Foto: Conflict Armament Research

Nei campi di addestramento Isis, i combattenti imparano le tecniche di produzione e l’utilizzo di questi ordigni artigianali: sono una potenziale minaccia anche per i Paesi occidentali, con centinaia di “returnees” (i foreign fighter di ritorno nei paesi di origine) pronti a combattere sul suolo europeo. Realizzati con componenti a buon mercato e facilmente reperibili, gli “IED” sono diventati una delle principali risorse strategiche delle brigate del Califfo e vengono prodotti, secondo quanto riferisce il rapporto consegnato all’Unione Europea, su scala “quasi industriale”. Interrompere la catena logistica di questi rifornimenti è quasi impossibile: sono canali commerciali diversi dalle forniture di armi vere e proprie e non si può parlare di traffici illegali.

La maggior parte delle componenti utilizzate per questi ordigni rudimentali sono beni non soggetti a embargo e nelle maggior parte dei casi, vengono trasportate fin sui campi di battaglia senza licenza di esportazione. La difficoltà nel blocco a queste forniture è accentuata, come spiegano gli analisti di “Conflit armament research”, dal fatto che nelle zone di guerre controllate dall’Isis “il confine è praticamente aperto”. “I nostri investigatori – spiega James Bevan, direttore della ong – hanno seguito in presa diretta l’attraversamento del confine tra Turchia e Sira con il passaggio dei camion di rifornimento”.
Foto: Conflict Armament Research

Lo studio si basa su oltre due anni di monitoraggio delle zone di conflitto e sulla valutazioni dei materiali sequestrati soprattutto nei magazzini delle città liberate dalla presenza Isis: al Rabia, Kirkuk, Mossul, Tikrit e la città siriana di Kobane.

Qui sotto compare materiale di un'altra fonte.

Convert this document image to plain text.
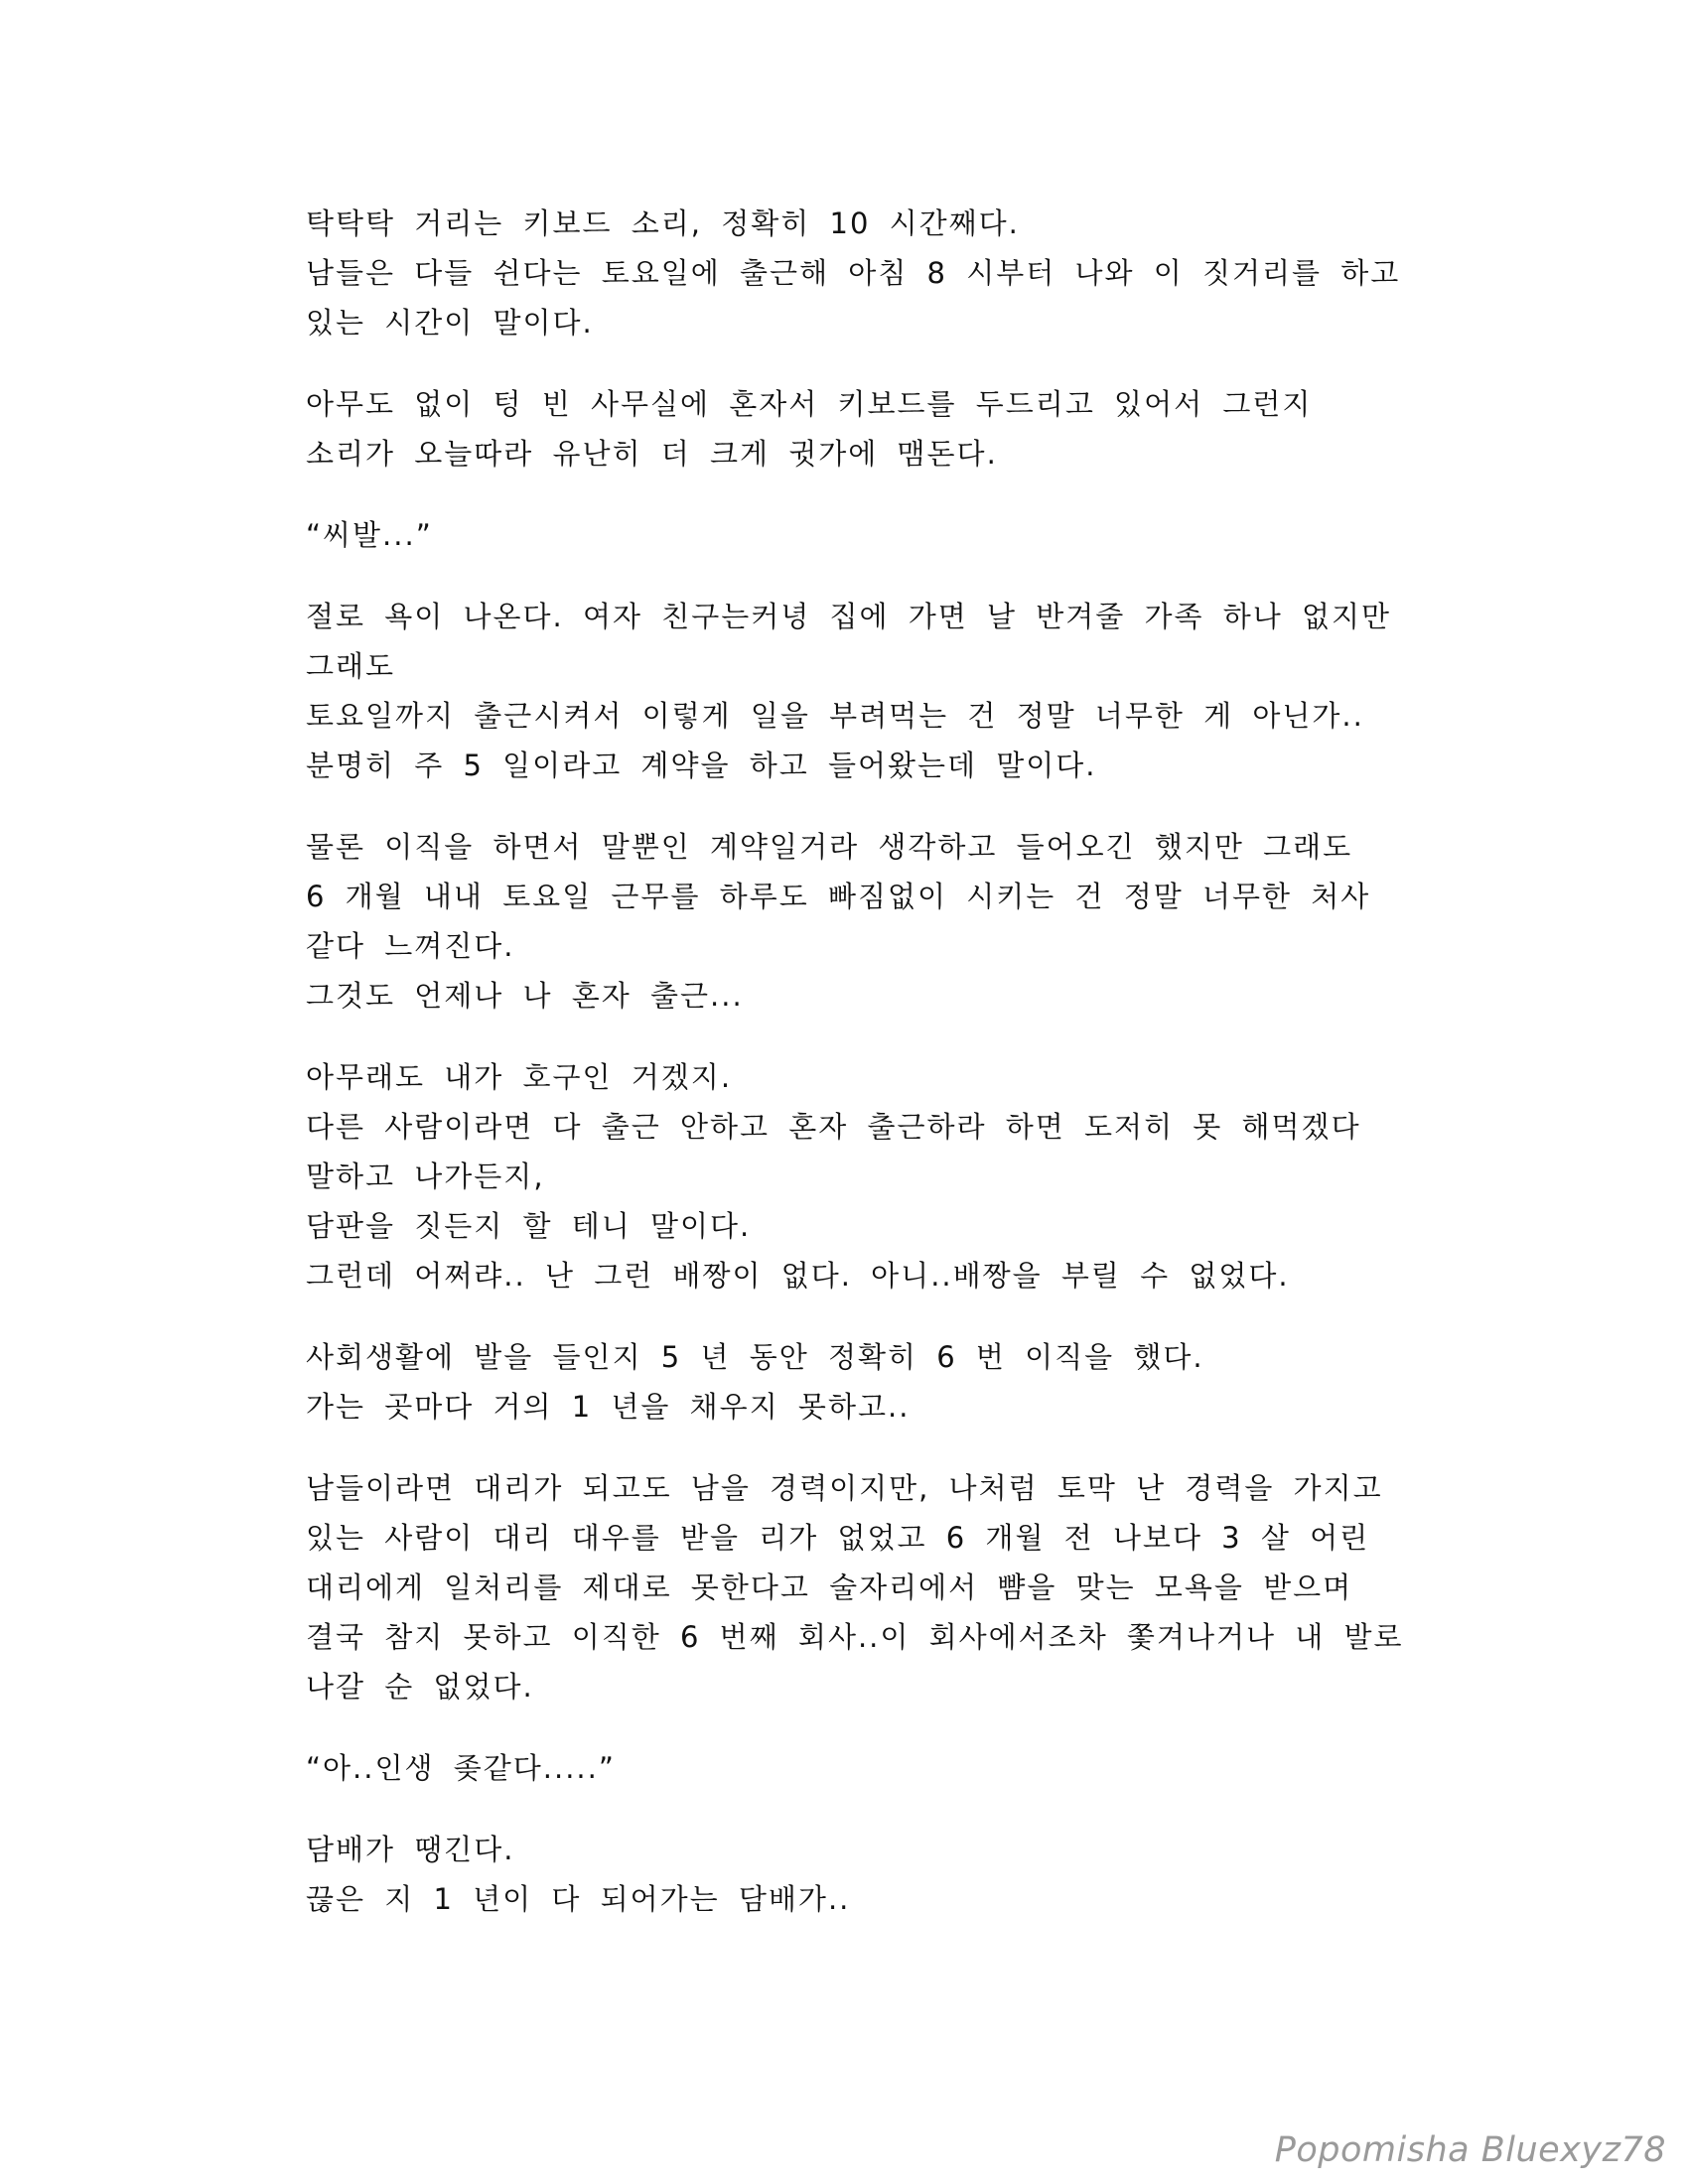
탁탁탁 거리는 키보드 소리, 정확히 10 시간째다.
남들은 다들 쉰다는 토요일에 출근해 아침 8 시부터 나와 이 짓거리를 하고
있는 시간이 말이다.
아무도 없이 텅 빈 사무실에 혼자서 키보드를 두드리고 있어서 그런지
소리가 오늘따라 유난히 더 크게 귓가에 맴돈다.
“씨발...”
절로 욕이 나온다. 여자 친구는커녕 집에 가면 날 반겨줄 가족 하나 없지만
그래도
토요일까지 출근시켜서 이렇게 일을 부려먹는 건 정말 너무한 게 아닌가..
분명히 주 5 일이라고 계약을 하고 들어왔는데 말이다.
물론 이직을 하면서 말뿐인 계약일거라 생각하고 들어오긴 했지만 그래도
6 개월 내내 토요일 근무를 하루도 빠짐없이 시키는 건 정말 너무한 처사
같다 느껴진다.
그것도 언제나 나 혼자 출근...
아무래도 내가 호구인 거겠지.
다른 사람이라면 다 출근 안하고 혼자 출근하라 하면 도저히 못 해먹겠다
말하고 나가든지,
담판을 짓든지 할 테니 말이다.
그런데 어쩌랴.. 난 그런 배짱이 없다. 아니..배짱을 부릴 수 없었다.
사회생활에 발을 들인지 5 년 동안 정확히 6 번 이직을 했다.
가는 곳마다 거의 1 년을 채우지 못하고..
남들이라면 대리가 되고도 남을 경력이지만, 나처럼 토막 난 경력을 가지고
있는 사람이 대리 대우를 받을 리가 없었고 6 개월 전 나보다 3 살 어린
대리에게 일처리를 제대로 못한다고 술자리에서 뺨을 맞는 모욕을 받으며
결국 참지 못하고 이직한 6 번째 회사..이 회사에서조차 쫓겨나거나 내 발로
나갈 순 없었다.
“아..인생 좆같다.....”
담배가 땡긴다.
끊은 지 1 년이 다 되어가는 담배가..
Popomisha Bluexyz78
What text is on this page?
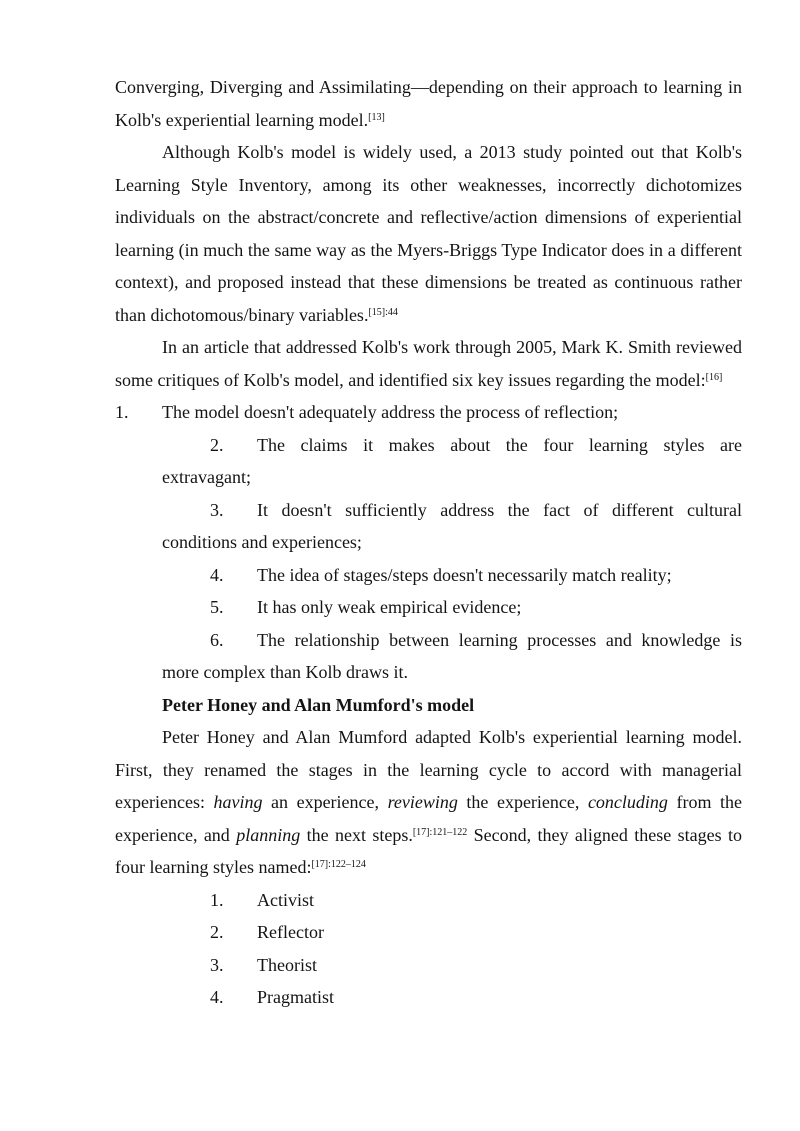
Converging, Diverging and Assimilating—depending on their approach to learning in Kolb's experiential learning model.[13]

Although Kolb's model is widely used, a 2013 study pointed out that Kolb's Learning Style Inventory, among its other weaknesses, incorrectly dichotomizes individuals on the abstract/concrete and reflective/action dimensions of experiential learning (in much the same way as the Myers-Briggs Type Indicator does in a different context), and proposed instead that these dimensions be treated as continuous rather than dichotomous/binary variables.$^{[15]:44}$

In an article that addressed Kolb's work through 2005, Mark K. Smith reviewed some critiques of Kolb's model, and identified six key issues regarding the model:[16]

1. The model doesn't adequately address the process of reflection;
2. The claims it makes about the four learning styles are
extravagant;
3. It doesn't sufficiently address the fact of different cultural
conditions and experiences;
4. The idea of stages/steps doesn't necessarily match reality;
5. It has only weak empirical evidence;
6. The relationship between learning processes and knowledge is
more complex than Kolb draws it.

Peter Honey and Alan Mumford's model

Peter Honey and Alan Mumford adapted Kolb's experiential learning model. First, they renamed the stages in the learning cycle to accord with managerial experiences: having an experience, reviewing the experience, concluding from the experience, and planning the next steps.$^{[17]:121-122}$ Second, they aligned these stages to four learning styles named:$^{[17]:122-124}$

1. Activist
2. Reflector
3. Theorist
4. Pragmatist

Per ogni singolo oggetto recuperato è stata ricostruita la storia commerciale: chi l’ha prodotto, da dove è partito, dove è transitato e che tempo ha impiegato per finire nelle mani dell’esercito islamista. Le indagini hanno stabilito che tutte le transazioni commerciali sono state effettuate legalmente. Dalla casa di produzione, le componenti sono state inviate a centri di distribuzione dell’area turco siriana per poi finire nelle mani dell’esercito del Califfo. Un imbuto che si restringe proprio sulla Turchia, paese verso cui vanno indirizzati – prima di arrivare a destinazione – la maggior parte dei componenti monitorati nel report degli investigatori.

Anche i materiali che dovrebbero essere soggetti a controlli, come detonatori e detonanti, vengono commerciati con facilità, grazie al loro utilizzo comune nelle attività estrattive e minerarie. Le licenze di esportazione – spiega il rapporto – non sono sufficienti a evitare che quei materiali finiscano nelle mani delle forze IS. Gli investigatori hanno contattato le aziende produttrici e i commercianti “coinvolti” in questa rete di trasferimenti. In nessun caso è stata individuata la consapevolezza di contribuire alla creazione dell’arsenale IED delle brigate IS, quasi a dimostrare una generale mancanza di consapevolezza rispetto all'uso potenziale di queste componenti da parte delle formazioni terroriste.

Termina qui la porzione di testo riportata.